I hope you will smile or even laugh while reading this collection of funny short stories. If you do that, better it will be for the world we live in. Occasionally we should let laughter and cheerfulness breaks into our life.
Here is one of the funny short stories concerning an ingenious interpreter of old days in India. There was a young man, like many other young men of that period, who got on the wrong side of the law. As to be expected, he found himself one day in a court of law. At the end of the trial, it became too clear to the presiding Magistrate that the young man was an incorrigible bum, who sponged all the time on relatives and friends, both for sustenance and comfort.
So, after passing appropriate sentence on the accused for the offence which brought him to count, the Magistrate asked one of the interpreters (a plain time scale man and not a senior interpreter) to interpret to the young man, in a language which he could understand, this fatherly advice from the Bench” “Please try not to rely too much on your relatives. You must learn to paddle your own canoe.”
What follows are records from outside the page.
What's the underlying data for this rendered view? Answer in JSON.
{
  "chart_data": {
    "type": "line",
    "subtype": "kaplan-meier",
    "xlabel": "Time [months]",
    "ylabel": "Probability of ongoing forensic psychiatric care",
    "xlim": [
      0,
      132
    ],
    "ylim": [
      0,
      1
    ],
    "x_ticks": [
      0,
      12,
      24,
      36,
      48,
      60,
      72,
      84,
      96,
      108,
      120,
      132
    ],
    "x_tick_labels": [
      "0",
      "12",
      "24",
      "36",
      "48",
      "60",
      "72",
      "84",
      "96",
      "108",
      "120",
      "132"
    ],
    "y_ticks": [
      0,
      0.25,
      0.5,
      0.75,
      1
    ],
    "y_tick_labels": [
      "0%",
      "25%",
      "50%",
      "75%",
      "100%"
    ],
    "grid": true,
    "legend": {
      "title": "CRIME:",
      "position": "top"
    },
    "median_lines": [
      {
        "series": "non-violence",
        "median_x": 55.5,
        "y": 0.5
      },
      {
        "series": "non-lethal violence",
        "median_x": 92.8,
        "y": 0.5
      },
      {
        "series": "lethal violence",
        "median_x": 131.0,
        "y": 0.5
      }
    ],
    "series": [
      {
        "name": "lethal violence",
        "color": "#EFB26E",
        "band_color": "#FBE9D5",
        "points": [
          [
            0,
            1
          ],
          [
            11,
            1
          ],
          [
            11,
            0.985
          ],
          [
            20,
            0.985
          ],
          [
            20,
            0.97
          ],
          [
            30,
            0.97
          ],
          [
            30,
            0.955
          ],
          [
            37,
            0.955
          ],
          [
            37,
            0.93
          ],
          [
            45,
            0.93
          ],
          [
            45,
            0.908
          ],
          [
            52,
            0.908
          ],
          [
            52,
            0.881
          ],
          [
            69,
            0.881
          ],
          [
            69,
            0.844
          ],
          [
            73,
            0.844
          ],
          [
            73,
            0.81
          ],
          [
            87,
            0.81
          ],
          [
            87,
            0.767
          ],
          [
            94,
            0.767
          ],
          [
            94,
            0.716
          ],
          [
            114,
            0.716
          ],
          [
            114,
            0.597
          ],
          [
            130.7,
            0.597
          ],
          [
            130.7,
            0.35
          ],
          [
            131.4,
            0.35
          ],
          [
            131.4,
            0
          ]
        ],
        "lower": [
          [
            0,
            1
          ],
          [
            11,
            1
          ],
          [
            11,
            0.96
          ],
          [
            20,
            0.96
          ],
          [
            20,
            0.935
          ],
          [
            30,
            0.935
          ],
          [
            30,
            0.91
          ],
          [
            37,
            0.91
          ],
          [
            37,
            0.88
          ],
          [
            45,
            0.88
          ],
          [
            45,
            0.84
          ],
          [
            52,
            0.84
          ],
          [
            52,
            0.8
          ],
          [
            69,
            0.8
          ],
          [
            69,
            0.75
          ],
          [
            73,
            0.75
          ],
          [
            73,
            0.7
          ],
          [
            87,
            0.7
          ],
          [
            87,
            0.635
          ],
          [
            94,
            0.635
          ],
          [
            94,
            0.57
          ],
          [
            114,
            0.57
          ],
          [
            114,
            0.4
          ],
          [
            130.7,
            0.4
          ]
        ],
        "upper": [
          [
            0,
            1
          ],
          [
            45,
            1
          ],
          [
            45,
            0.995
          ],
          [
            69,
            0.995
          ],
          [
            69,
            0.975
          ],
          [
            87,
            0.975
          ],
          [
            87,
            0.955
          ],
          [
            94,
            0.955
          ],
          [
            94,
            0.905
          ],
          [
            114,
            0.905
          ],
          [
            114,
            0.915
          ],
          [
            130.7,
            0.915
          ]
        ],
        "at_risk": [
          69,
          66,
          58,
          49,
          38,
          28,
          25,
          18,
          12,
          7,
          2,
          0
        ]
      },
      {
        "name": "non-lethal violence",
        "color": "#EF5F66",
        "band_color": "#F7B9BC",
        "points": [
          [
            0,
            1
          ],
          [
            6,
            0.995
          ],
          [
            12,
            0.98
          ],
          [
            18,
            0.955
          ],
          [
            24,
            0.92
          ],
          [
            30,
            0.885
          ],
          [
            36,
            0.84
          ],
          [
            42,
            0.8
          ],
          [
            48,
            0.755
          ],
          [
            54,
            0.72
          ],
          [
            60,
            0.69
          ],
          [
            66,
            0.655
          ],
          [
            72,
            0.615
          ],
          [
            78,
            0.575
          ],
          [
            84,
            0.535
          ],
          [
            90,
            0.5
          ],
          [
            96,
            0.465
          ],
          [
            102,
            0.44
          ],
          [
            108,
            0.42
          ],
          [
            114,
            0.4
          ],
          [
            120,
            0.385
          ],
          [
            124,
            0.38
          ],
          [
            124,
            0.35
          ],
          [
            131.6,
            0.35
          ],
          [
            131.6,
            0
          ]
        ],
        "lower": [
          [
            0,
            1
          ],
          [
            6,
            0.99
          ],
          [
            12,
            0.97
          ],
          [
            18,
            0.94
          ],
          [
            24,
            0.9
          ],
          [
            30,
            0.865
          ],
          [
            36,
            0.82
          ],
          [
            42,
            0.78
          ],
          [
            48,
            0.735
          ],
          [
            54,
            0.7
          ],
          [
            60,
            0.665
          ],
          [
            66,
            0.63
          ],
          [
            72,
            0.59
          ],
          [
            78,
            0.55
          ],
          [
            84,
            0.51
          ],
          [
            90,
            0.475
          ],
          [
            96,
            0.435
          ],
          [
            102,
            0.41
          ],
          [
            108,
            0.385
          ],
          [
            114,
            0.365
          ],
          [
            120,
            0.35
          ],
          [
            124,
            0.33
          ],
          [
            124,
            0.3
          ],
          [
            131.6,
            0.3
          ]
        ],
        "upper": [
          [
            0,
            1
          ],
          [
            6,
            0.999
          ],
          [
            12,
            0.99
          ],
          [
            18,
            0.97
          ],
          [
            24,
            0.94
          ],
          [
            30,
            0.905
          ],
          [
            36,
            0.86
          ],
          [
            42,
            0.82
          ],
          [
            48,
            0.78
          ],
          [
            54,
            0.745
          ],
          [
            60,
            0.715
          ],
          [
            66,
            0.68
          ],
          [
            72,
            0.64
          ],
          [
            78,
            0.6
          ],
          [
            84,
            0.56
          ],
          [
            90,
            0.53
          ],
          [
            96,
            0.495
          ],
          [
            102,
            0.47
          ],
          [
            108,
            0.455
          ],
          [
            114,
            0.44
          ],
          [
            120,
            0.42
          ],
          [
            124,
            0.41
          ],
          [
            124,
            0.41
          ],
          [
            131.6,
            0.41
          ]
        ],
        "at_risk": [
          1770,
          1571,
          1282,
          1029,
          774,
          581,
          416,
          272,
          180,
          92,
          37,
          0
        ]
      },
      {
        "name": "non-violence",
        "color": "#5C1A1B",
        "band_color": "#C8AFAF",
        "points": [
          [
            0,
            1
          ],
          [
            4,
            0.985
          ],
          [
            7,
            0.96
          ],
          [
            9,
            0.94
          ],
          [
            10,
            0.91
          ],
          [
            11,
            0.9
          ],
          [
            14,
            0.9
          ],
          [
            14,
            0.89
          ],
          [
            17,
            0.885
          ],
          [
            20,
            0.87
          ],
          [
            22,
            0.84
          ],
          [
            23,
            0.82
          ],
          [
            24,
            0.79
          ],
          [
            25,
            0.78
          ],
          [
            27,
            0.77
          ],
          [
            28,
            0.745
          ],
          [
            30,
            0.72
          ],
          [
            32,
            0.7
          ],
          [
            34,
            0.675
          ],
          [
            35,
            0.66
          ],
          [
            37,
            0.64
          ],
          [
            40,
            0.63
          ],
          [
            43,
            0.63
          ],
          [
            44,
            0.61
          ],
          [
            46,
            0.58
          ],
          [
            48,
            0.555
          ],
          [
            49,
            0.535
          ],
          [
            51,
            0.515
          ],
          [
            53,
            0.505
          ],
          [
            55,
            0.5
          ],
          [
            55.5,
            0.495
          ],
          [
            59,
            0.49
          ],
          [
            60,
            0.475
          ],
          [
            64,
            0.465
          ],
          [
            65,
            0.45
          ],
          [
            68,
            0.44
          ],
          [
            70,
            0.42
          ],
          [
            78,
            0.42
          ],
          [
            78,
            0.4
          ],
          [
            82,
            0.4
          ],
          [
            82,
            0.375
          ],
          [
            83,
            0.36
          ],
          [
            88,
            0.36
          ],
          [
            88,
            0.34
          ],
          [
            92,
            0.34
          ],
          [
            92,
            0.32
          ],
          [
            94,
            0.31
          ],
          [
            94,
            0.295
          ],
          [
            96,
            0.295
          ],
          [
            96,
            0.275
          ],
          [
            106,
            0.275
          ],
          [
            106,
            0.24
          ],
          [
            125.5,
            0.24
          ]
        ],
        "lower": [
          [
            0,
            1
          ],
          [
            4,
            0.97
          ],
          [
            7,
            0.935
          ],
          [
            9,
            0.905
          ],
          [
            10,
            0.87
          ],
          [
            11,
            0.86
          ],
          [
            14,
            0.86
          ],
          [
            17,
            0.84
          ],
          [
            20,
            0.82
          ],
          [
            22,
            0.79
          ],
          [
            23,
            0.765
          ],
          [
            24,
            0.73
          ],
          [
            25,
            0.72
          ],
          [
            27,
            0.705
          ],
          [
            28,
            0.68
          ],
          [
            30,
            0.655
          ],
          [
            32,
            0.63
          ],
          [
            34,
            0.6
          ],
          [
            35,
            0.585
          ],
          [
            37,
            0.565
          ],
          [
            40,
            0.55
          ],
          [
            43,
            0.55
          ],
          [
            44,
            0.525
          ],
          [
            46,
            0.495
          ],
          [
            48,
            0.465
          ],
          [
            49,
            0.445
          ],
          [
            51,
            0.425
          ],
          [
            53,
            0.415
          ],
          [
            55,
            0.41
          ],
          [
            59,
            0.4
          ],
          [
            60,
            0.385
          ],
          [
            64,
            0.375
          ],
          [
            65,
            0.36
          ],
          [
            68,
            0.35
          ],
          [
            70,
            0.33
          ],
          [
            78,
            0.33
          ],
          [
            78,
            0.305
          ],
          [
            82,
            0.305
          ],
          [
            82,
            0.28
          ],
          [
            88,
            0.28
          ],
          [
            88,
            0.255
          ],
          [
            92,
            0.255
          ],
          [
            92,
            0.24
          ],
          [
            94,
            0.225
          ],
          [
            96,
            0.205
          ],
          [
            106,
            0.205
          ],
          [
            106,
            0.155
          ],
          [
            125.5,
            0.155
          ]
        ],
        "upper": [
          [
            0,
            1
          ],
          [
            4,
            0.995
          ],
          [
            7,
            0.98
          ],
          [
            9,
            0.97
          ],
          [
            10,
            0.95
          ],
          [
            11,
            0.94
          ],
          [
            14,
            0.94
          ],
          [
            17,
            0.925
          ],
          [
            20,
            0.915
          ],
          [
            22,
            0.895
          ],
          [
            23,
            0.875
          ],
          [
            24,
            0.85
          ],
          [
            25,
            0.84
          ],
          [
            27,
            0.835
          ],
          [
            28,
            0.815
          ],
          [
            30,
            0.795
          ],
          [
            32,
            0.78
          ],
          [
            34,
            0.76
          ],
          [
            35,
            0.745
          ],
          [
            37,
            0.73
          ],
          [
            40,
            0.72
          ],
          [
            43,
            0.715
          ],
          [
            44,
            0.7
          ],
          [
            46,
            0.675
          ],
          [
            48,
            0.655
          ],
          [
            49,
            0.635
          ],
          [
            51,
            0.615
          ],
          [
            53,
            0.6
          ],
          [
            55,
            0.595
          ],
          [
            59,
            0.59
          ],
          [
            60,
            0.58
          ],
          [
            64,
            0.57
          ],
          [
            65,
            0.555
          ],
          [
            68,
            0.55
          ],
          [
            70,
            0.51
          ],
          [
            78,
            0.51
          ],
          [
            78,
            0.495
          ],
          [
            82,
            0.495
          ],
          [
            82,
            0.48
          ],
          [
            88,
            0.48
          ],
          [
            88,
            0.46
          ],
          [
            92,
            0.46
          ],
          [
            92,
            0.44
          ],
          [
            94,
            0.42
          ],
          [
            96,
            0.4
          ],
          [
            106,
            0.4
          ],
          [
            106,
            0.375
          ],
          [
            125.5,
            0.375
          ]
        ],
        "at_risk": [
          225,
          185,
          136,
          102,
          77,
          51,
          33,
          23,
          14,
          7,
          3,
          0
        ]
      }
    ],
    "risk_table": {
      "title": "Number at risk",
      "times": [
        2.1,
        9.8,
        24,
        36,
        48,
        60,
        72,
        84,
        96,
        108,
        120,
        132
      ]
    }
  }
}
Under normal circumstances, it would not take too long for a qualified interpreter to render the translation of this tow very brief sentences. This time, however, his initial “interpretation” appeared to have sparked off a heated argument between interpreter and prisoner. The interpreter, who normally was rather mealy-mouthed, was heard for the first time ever to have raised his voice in anger.
The surprised Magistrate enquired what was amassed. Replied the interpreter: “I am sorry, Sir. I have lost my temper. This prisoner is very stubborn and unco-operative. He says he has not money to pay for a boat and furthermore he does not wish to be a boatman.”
Magistrate: “By the way, what have you told him in the first instance?” Interpreter: “Well, Sir,” I told him: “His Worship, orders you to be a boatman.” The amused Magistrate: “Thank you, Mr. Interpreter, there is no need for you to lose your temper. Just let the matter rest there. Leave him alone to chart his own course in life – whether to be a boatman, a salesman or a highwayman!!”